If you would like to talk to someone who recently lost her mom to cancer, let me know at and I will pass you her contact info.


--Ardilla Feroz

posted on 06/30/2017 1:29 a.m.
As one who also lost a parent to cancer, grief is weird. And it really won't come until you are ready for it. That doesn't mean you are suppressing or being emotionally unhealthy. It means you are a human dealing with emotions at your own pace. I think the hardest I ever mourned my Dad was 2 years after he died on his birthday. You'll definitely cry, when it's the right time for you. Don't worry about it and just do the best you can.

Reading A Grief Observed by C.S.Lewis also helped me a ton.

Hang in there - I don't know you, but you'll be in my prayers tonight.

-A friend
posted on 06/30/2017 4:49 p.m.
Dear Trying,

I am so, so sorry for your loss.

If there's one thing I've learned about grief in the many years since I lost my mom, it's that there is no one, set, "right" way to grieve. People will talk about the "stages" of grieving--shock, anger, denial, whatever--and yeah, those are all emotions you're likely to experience at some point, but it's not a checklist ("Okay, done with shock, now onto bargaining!")

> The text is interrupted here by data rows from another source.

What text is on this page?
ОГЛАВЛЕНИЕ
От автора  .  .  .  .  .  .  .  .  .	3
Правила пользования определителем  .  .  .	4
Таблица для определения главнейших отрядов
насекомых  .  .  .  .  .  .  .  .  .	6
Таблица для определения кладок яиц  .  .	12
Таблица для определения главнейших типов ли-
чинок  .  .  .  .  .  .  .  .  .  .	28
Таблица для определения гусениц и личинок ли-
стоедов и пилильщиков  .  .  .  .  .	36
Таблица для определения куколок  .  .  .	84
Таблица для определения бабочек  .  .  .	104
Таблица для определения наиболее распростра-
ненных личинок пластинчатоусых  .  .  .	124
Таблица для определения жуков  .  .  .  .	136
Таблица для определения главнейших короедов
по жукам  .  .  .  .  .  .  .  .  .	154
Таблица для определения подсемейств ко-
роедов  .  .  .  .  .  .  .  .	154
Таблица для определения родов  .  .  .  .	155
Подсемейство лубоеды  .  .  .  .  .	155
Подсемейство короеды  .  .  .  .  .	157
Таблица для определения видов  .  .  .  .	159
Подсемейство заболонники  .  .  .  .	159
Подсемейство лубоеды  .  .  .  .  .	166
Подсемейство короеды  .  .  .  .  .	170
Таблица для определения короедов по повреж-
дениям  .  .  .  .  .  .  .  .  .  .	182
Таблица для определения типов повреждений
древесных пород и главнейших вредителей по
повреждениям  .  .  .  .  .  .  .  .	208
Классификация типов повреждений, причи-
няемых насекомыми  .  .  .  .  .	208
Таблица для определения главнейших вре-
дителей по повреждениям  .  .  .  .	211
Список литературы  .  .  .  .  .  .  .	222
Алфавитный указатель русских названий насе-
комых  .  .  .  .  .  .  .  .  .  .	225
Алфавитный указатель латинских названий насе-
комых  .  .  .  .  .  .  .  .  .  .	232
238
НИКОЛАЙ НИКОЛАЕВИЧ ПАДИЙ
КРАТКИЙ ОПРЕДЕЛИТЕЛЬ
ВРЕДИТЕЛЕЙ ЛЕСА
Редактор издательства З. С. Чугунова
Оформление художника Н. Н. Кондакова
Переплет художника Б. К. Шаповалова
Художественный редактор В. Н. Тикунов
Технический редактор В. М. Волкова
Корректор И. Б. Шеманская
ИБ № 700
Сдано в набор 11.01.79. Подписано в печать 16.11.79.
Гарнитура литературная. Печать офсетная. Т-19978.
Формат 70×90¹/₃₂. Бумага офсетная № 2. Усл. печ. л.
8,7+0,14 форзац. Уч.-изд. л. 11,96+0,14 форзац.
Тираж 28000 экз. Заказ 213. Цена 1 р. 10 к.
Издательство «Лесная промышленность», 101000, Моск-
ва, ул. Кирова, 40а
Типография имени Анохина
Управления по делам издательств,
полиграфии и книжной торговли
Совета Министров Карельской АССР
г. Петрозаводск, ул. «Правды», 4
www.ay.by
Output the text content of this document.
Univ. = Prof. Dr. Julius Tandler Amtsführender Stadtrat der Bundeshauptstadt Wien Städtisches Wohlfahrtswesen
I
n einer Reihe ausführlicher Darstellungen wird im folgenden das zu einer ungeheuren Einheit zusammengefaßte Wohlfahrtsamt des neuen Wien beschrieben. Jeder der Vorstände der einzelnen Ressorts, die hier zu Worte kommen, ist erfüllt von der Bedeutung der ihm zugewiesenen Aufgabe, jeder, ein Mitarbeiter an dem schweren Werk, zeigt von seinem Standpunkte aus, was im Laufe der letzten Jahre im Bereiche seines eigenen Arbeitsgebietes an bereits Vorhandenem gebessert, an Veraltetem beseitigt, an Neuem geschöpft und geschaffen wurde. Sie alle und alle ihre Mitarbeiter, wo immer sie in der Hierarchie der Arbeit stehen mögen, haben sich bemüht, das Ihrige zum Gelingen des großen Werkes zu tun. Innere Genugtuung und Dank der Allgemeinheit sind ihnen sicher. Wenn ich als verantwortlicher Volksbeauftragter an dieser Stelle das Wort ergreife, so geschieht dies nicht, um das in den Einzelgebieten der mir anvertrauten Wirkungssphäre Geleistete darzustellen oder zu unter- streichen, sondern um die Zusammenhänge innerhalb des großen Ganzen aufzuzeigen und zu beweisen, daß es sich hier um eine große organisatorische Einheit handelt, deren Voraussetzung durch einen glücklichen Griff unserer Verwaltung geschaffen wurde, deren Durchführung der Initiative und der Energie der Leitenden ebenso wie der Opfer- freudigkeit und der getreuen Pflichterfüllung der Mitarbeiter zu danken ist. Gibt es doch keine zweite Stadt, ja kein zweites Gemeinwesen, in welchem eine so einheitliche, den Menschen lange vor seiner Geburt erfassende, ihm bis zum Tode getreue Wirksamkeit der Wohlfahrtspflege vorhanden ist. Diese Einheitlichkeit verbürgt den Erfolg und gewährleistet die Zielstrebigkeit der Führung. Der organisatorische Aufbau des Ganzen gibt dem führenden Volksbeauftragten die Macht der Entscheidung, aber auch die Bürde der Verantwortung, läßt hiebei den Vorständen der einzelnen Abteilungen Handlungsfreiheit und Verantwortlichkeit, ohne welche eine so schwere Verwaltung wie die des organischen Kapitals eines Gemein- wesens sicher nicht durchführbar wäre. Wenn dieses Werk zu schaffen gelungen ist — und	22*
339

I don't have any particular advice for dealing with people who don't seem to think you're grieving "correctly" right now, but I want to validate the way you are feeling. In the coming months and years you will feel many different feelings at different times, and that's okay. It's okay that right now your main feeling is relief. Cancer is awful, and it's awful to see someone you love going through it, and it's okay to be relieved that that she's not going through that anymore.

Welcome to the People Who Lost Their Parents Way Too Young Club. It's a pretty crappy club, but you aren't in it alone. Feel free to reach out if you would like to:

posted on 07/01/2017 12:45 a.m.

Canary Garden is a free grief support center located in American Fork. The idea is that it's just a place for people with similar griefs (family loss, like parents and siblings) to come together with trained grief counselors to talk in a small group setting. From my sister's experiences as a volunteer grief counselor there, she said that individual people's grief patterns are unique. No one can tell you when to grieve, when to be done, how to go about it, etc. If you are interested in a framework to bounce your thoughts against, you may want try them out.